Despite winning a record fourth World Cup title, including its second in a row, a lot of the team’s media coverage focused on the off-field comments of one of its biggest stars, co-captain Megan Rapinoe.
“I’m not going to the fucking White House,” Rapinoe said in June when asked about a potential invitation during an interview with soccer magazine Eight by Eight ahead of the World Cup tournament.
The comment triggered a quick reaction from President Donald Trump, who tweeted, “Megan should WIN before she TALKS! Finish the JOB! … Megan should never disrespect our Country, the White House, or our Flag, especially since so much has been done for her & the team.”
The feud between Trump and Rapinoe was reminiscent of the president’s clash with former NFL Quarterback Colin Kaepernick, who in 2016 became the first player to protest police brutality and racial discrimination by kneeling during the national anthem before games.
Then presidential candidate Trump called Kaepernick’s action disrespectful and urged NFL team owners to “get that son of a bitch off the field.” The controversy divided fans and is said to have been a contributing factor for the league’s decline in TV ratings.

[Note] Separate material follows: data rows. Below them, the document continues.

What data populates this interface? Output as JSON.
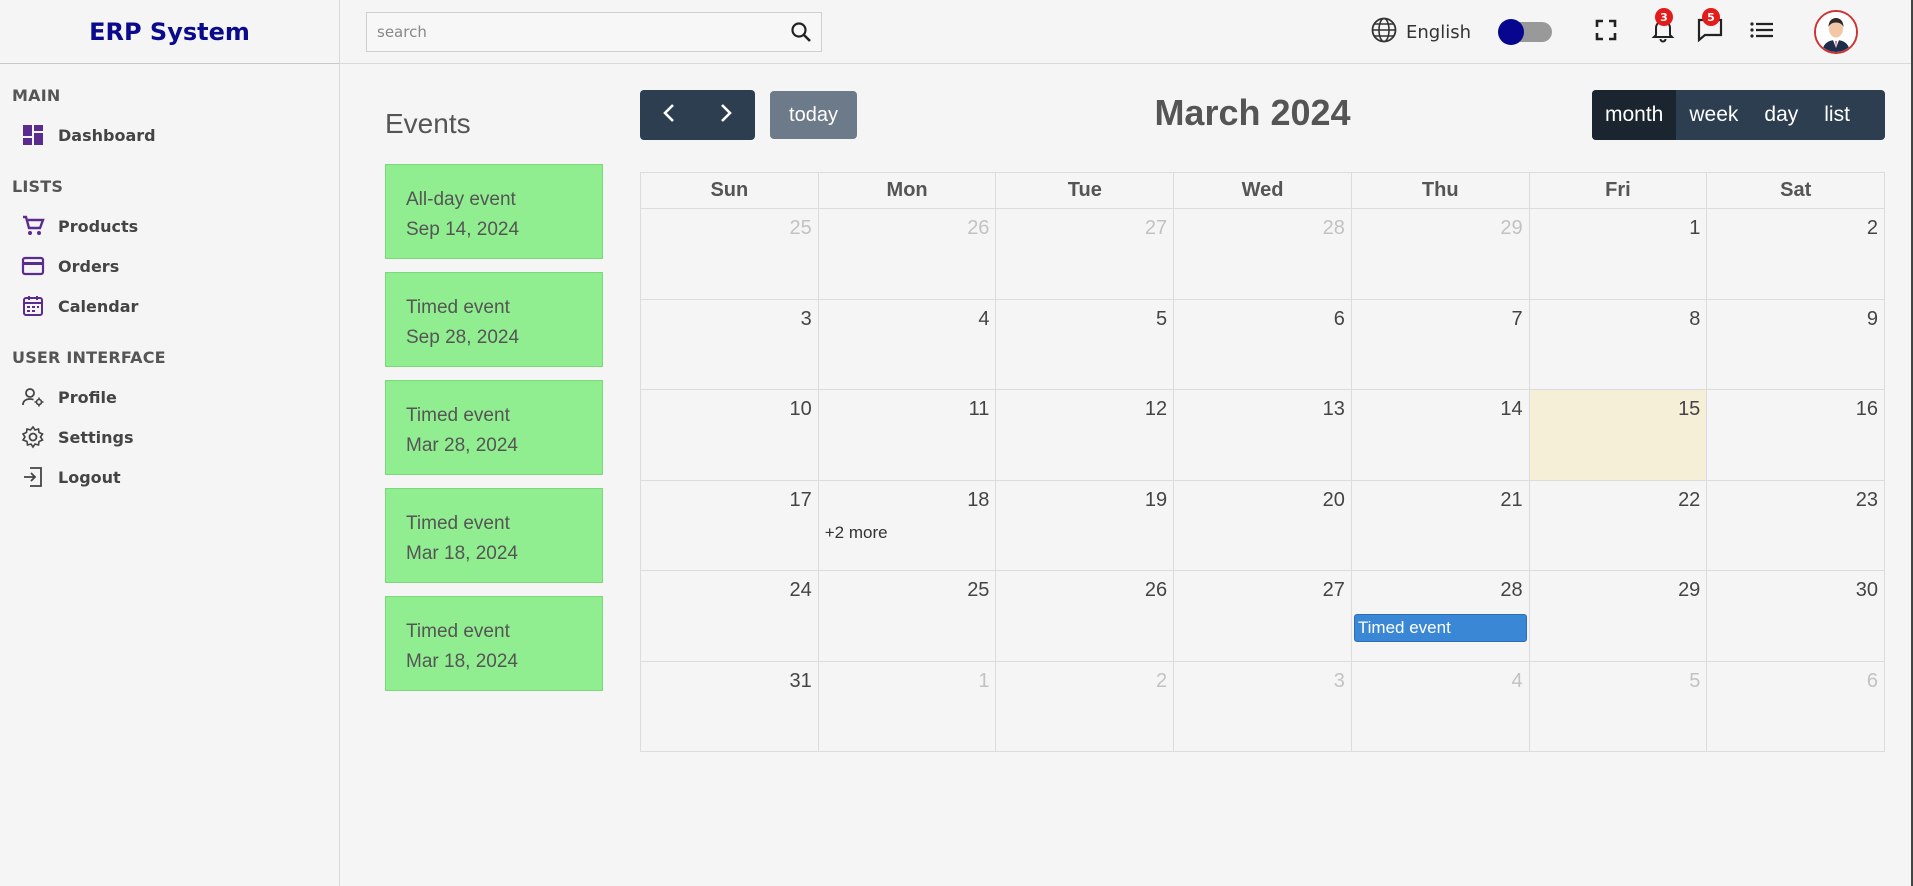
{
  "app": {
    "title": "ERP System"
  },
  "sidebar": {
    "sections": [
      {
        "title": "MAIN",
        "items": [
          {
            "label": "Dashboard",
            "icon": "dashboard-icon"
          }
        ]
      },
      {
        "title": "LISTS",
        "items": [
          {
            "label": "Products",
            "icon": "cart-icon"
          },
          {
            "label": "Orders",
            "icon": "credit-card-icon"
          },
          {
            "label": "Calendar",
            "icon": "calendar-icon"
          }
        ]
      },
      {
        "title": "USER INTERFACE",
        "items": [
          {
            "label": "Profile",
            "icon": "profile-settings-icon"
          },
          {
            "label": "Settings",
            "icon": "gear-icon"
          },
          {
            "label": "Logout",
            "icon": "logout-icon"
          }
        ]
      }
    ]
  },
  "topbar": {
    "search_placeholder": "search",
    "language": "English",
    "notifications_count": "3",
    "messages_count": "5"
  },
  "events_panel": {
    "title": "Events",
    "events": [
      {
        "title": "All-day event",
        "date": "Sep 14, 2024"
      },
      {
        "title": "Timed event",
        "date": "Sep 28, 2024"
      },
      {
        "title": "Timed event",
        "date": "Mar 28, 2024"
      },
      {
        "title": "Timed event",
        "date": "Mar 18, 2024"
      },
      {
        "title": "Timed event",
        "date": "Mar 18, 2024"
      }
    ]
  },
  "calendar": {
    "title": "March 2024",
    "today_label": "today",
    "views": [
      "month",
      "week",
      "day",
      "list"
    ],
    "active_view": "month",
    "weekdays": [
      "Sun",
      "Mon",
      "Tue",
      "Wed",
      "Thu",
      "Fri",
      "Sat"
    ],
    "weeks": [
      [
        {
          "d": "25",
          "o": true
        },
        {
          "d": "26",
          "o": true
        },
        {
          "d": "27",
          "o": true
        },
        {
          "d": "28",
          "o": true
        },
        {
          "d": "29",
          "o": true
        },
        {
          "d": "1"
        },
        {
          "d": "2"
        }
      ],
      [
        {
          "d": "3"
        },
        {
          "d": "4"
        },
        {
          "d": "5"
        },
        {
          "d": "6"
        },
        {
          "d": "7"
        },
        {
          "d": "8"
        },
        {
          "d": "9"
        }
      ],
      [
        {
          "d": "10"
        },
        {
          "d": "11"
        },
        {
          "d": "12"
        },
        {
          "d": "13"
        },
        {
          "d": "14"
        },
        {
          "d": "15",
          "today": true
        },
        {
          "d": "16"
        }
      ],
      [
        {
          "d": "17"
        },
        {
          "d": "18",
          "more": "+2 more"
        },
        {
          "d": "19"
        },
        {
          "d": "20"
        },
        {
          "d": "21"
        },
        {
          "d": "22"
        },
        {
          "d": "23"
        }
      ],
      [
        {
          "d": "24"
        },
        {
          "d": "25"
        },
        {
          "d": "26"
        },
        {
          "d": "27"
        },
        {
          "d": "28",
          "event": "Timed event"
        },
        {
          "d": "29"
        },
        {
          "d": "30"
        }
      ],
      [
        {
          "d": "31"
        },
        {
          "d": "1",
          "o": true
        },
        {
          "d": "2",
          "o": true
        },
        {
          "d": "3",
          "o": true
        },
        {
          "d": "4",
          "o": true
        },
        {
          "d": "5",
          "o": true
        },
        {
          "d": "6",
          "o": true
        }
      ]
    ]
  },
  "colors": {
    "brand": "#0a0a8c",
    "sidebar_icon": "#5b2c8f",
    "event_card": "#90ee90",
    "event_chip": "#3a87d6",
    "today_cell": "#f5efd8",
    "button_dark": "#2c3e50"
  }
}
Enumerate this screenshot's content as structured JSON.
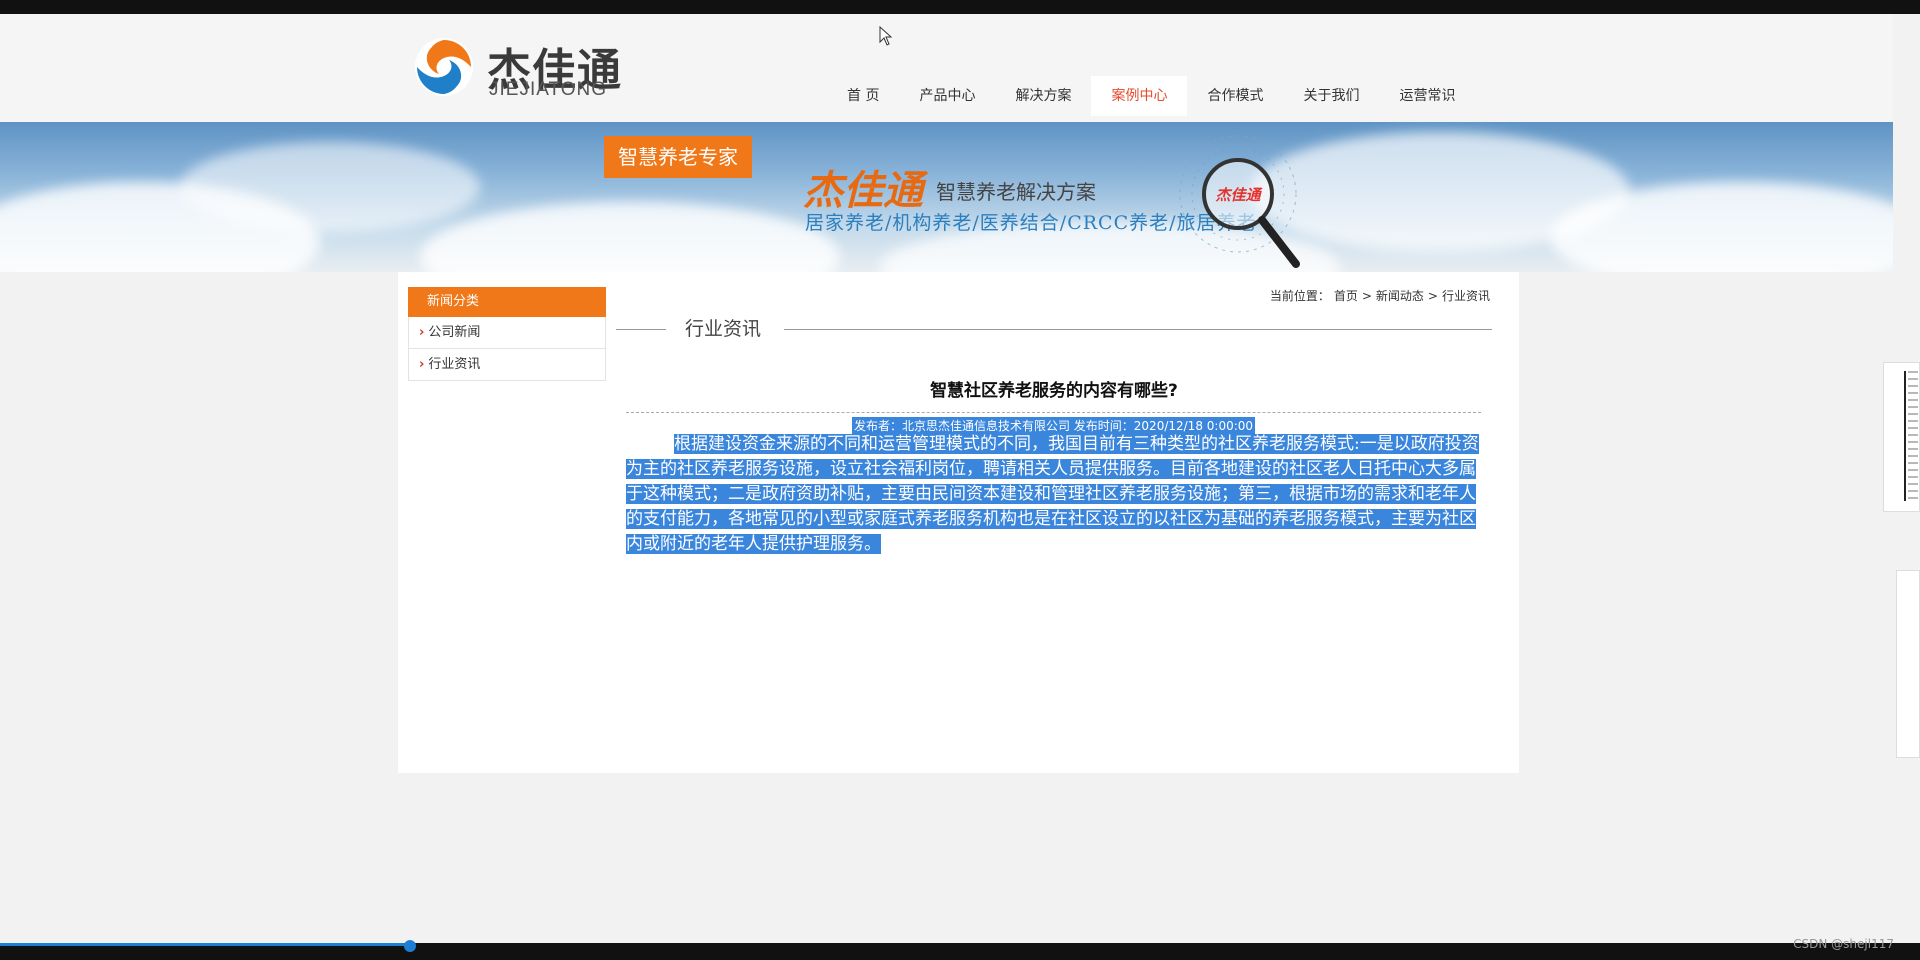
{
  "logo": {
    "cn": "杰佳通",
    "en": "JIEJIATONG"
  },
  "nav": [
    {
      "label": "首 页",
      "active": false
    },
    {
      "label": "产品中心",
      "active": false
    },
    {
      "label": "解决方案",
      "active": false
    },
    {
      "label": "案例中心",
      "active": true
    },
    {
      "label": "合作模式",
      "active": false
    },
    {
      "label": "关于我们",
      "active": false
    },
    {
      "label": "运营常识",
      "active": false
    }
  ],
  "banner": {
    "badge": "智慧养老专家",
    "brand": "杰佳通",
    "subtitle": "智慧养老解决方案",
    "categories": "居家养老/机构养老/医养结合/CRCC养老/旅居养老",
    "magnifier_text": "杰佳通"
  },
  "sidebar": {
    "title": "新闻分类",
    "items": [
      {
        "label": "公司新闻"
      },
      {
        "label": "行业资讯"
      }
    ]
  },
  "breadcrumb": {
    "prefix": "当前位置：",
    "items": [
      "首页",
      "新闻动态",
      "行业资讯"
    ],
    "separator": ">"
  },
  "section": {
    "title": "行业资讯"
  },
  "article": {
    "title": "智慧社区养老服务的内容有哪些?",
    "meta": "发布者：北京思杰佳通信息技术有限公司  发布时间：2020/12/18 0:00:00",
    "body": "根据建设资金来源的不同和运营管理模式的不同，我国目前有三种类型的社区养老服务模式:一是以政府投资为主的社区养老服务设施，设立社会福利岗位，聘请相关人员提供服务。目前各地建设的社区老人日托中心大多属于这种模式；二是政府资助补贴，主要由民间资本建设和管理社区养老服务设施；第三，根据市场的需求和老年人的支付能力，各地常见的小型或家庭式养老服务机构也是在社区设立的以社区为基础的养老服务模式，主要为社区内或附近的老年人提供护理服务。"
  },
  "watermark": "CSDN @shejl117",
  "colors": {
    "accent": "#f07818",
    "nav_active": "#e54b2a",
    "selection": "#3b86dd"
  }
}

“[Trump’s] intentions are to do anything ‘new’ to dominate the news cycle, distract everyone from the Russian investigation and other things that are bad news for him and to do anything to rally his base of supporters,” Columbia University professor Robert Shapiro said last August about the president’s ongoing quarrel with the NFL.
Given the media attention that Trump’s comments received back then, as well as now, his strategy appears to be working.
Similar to Kaepernick, Rapinoe has used her public platform to protest discrimination and racism in society.
“Being a gay American, I know what it means to look at the flag and not have it protect all of your liberties,” she told American Soccer Now in 2016.
During the World Cup in France, Rapinoe protested by refusing to sing the anthem or to put her hand over her heart during the national anthem.
Lori Martin, a professor of sociology and African and African American Studies at Louisiana State University told Vox.com that Trump has shown that he knows how to tap into some of the fears and insecurities of working-class white men.
“When he comes after someone like Megan Rapinoe or Colin Kaepernick, in many ways, some of those very same folks see him as articulating what they already feel,” Martin told Vox.
Instead of engaging with players like Rapinoe or Kaepernick to address their concerns, Trump has reframed the issue and called their protests unpatriotic, anti-American and anti-military.
By doing so, “he reminds his base of supporters that they have to support him because they prefer him to the opposition,” Shapiro said.
While Trump is still mulling over whether to invite the women’s national team to the White House, Democratic House Speaker Nancy Pelosi has already extended an open invitation to the team or individual players to celebrate their victory at the U.S. Capitol.